Apesar das expectativas em relação à aprovação da Emenda Constitucional 29, o sistema público de saúde continuará a ter baixíssimo financiamentoHá anos os ativistas que lutam por avanços na saúde pública do Brasil esperavam com ansiedade a votação da Emenda Constitucional 29. A EC 29 estava em tramitação no Congresso Nacional há vários anos. Já havia uma definição de piso para os gastos de municípios e estados com saúde, mas a definição do mínimo de gastos federais estava emperrada.

Desde a criação do SUS (Sistema Único de Saúde), pela Constituição de 1988, houve uma enorme quantidade de leis e portarias que regulamentam seu funcionamento, sem dúvida muito complexo.

Um dos aspectos centrais desta complexidade está relacionado às diferentes esferas governamentais (nível federal, estadual e municipal), as atribuições e deveres de cada esfera no tocante à saúde pública e o financiamento necessário para dar conta destas atribuições. Há anos já estava definido que os municípios são obrigados a investir na saúde no mínimo 15% de sua receita, e os estados tem um piso de gastos de 12% de suas receitas.

O próprio Ministério da Saúde já divulgou várias vezes que particularmente os estados não cumprem este gasto mínimo constitucional, seja por não atingirem o piso de 12%, seja por considerarem como gastos de saúde tópicos que não o são (como gastos com aposentadorias de funcionários da saúde estadual).

O piso de gastos federais, no entanto, não estava devidamente regulamentado. Havia várias propostas no Congresso Nacional, sendo a mais famosa a do senador Tião Viana (PT), que propunha um piso mínimo de gastos federais equivalentes a 10% da receita corrente bruta da federação.

Esta proposta, embora não fosse a ideal, permitiria uma importante injeção de gastos federais no SUS. Estima-se que significaria um aumento de nada mais do que R$ 32,5 bilhões ao ano para a saúde em 2016 (acrescido de correção monetária). Por isso, quando o governo Dilma resolveu jogar força para aprovar a emenda constitucional 29, que em tese estabeleceria este piso mínimo de gastos federais com a saúde pública, muitos lutadores e defensores do SUS ficaram esperançosos.
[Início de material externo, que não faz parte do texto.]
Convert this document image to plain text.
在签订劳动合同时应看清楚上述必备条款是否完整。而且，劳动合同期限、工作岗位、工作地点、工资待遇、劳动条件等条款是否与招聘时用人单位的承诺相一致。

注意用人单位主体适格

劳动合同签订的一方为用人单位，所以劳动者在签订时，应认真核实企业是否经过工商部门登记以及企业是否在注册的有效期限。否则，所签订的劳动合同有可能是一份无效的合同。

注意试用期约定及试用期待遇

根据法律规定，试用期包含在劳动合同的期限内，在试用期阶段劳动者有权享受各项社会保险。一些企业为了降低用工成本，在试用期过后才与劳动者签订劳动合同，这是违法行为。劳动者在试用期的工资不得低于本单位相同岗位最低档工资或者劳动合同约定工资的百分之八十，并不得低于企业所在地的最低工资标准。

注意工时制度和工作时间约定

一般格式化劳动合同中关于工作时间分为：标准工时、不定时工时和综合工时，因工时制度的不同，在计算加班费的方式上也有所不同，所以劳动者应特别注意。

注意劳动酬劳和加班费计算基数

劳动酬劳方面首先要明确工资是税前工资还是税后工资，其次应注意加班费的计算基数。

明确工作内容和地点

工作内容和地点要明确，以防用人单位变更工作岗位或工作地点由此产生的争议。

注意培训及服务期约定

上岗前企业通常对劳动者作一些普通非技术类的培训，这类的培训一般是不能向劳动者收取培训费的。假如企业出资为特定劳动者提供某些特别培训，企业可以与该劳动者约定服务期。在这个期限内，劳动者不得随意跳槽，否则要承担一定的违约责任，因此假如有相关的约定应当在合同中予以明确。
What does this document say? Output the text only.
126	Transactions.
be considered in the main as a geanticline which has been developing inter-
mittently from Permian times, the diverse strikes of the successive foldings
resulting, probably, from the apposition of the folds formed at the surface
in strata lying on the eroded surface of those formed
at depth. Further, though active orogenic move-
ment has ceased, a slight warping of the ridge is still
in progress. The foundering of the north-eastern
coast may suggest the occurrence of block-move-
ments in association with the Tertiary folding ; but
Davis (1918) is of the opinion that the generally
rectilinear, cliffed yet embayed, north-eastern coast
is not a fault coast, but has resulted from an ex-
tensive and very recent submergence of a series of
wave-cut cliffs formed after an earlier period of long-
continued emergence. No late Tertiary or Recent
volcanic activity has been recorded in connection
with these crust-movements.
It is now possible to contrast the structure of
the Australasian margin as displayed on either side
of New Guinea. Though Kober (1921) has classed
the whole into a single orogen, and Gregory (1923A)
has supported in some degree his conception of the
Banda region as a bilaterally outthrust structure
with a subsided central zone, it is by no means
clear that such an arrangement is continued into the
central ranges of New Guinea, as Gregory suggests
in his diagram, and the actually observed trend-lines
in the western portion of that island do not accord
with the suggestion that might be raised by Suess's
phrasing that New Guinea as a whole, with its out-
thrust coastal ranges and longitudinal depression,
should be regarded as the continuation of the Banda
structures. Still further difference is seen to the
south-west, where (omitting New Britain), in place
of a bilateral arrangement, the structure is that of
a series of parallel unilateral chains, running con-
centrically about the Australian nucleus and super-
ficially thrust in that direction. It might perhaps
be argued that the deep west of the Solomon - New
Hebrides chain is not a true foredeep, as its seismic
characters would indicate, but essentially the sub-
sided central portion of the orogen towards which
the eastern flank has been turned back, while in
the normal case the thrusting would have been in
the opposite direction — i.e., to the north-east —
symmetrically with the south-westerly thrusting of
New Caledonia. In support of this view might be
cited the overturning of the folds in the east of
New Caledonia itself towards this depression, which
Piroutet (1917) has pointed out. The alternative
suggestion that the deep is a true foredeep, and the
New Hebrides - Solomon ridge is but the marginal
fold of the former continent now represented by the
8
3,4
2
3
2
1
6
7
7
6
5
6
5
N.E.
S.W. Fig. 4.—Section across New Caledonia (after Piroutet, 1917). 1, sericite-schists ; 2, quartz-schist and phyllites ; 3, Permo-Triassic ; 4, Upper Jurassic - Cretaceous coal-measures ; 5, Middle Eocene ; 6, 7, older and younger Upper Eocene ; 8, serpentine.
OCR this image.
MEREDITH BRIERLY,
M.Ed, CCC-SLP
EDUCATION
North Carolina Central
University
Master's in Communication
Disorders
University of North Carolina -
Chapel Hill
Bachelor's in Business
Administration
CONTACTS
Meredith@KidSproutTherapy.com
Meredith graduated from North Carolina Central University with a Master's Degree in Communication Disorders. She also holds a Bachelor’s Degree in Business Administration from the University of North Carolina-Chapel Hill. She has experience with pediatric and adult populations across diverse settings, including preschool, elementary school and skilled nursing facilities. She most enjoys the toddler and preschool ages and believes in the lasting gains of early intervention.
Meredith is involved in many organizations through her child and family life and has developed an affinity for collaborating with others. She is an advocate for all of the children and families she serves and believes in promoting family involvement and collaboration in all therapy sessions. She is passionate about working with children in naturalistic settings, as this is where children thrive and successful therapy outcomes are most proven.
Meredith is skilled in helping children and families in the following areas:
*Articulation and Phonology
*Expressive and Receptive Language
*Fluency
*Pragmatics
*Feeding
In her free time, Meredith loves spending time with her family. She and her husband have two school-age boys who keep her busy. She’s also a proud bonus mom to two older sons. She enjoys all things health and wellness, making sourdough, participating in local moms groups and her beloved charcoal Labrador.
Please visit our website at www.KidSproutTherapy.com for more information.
A realidade, no entanto, foi bem outra. A Lei Complementar 141, votada no Congresso no final de 2011 e sancionada por Dilma no último dia 13 de janeiro, traz apenas que o Orçamento Federal da saúde vai variar de acordo com o crescimento do PIB. Todos sabem que o PIB de 2011 será de medíocres 2,7%, portanto este é o piso de aumento de gastos federais para a saúde para o próximo Orçamento. A proposta de Tião Viana foi derrotada justamente com o voto dos parlamentares da base do governo Dilma.

Para piorar ainda mais, também no final de 2011, Dilma conseguiu aprovar a prorrogação da DRU (Desvinculação de Receitas da União) para até 2015. A DRU permite ao governo tirar da Seguridade Social até 20% de seu orçamento, transferindo o dinheiro para itens de maior preocupação governamental (em outras palavras, pagamento de juros da dívida pública aos banqueiros nacionais e internacionais, que já come cerca de 47% da receita da federação).Para se ter uma idéia do volume de recursos drenados pela DRU, entre 2005 e 2010 foram R$ 228,7 bilhões!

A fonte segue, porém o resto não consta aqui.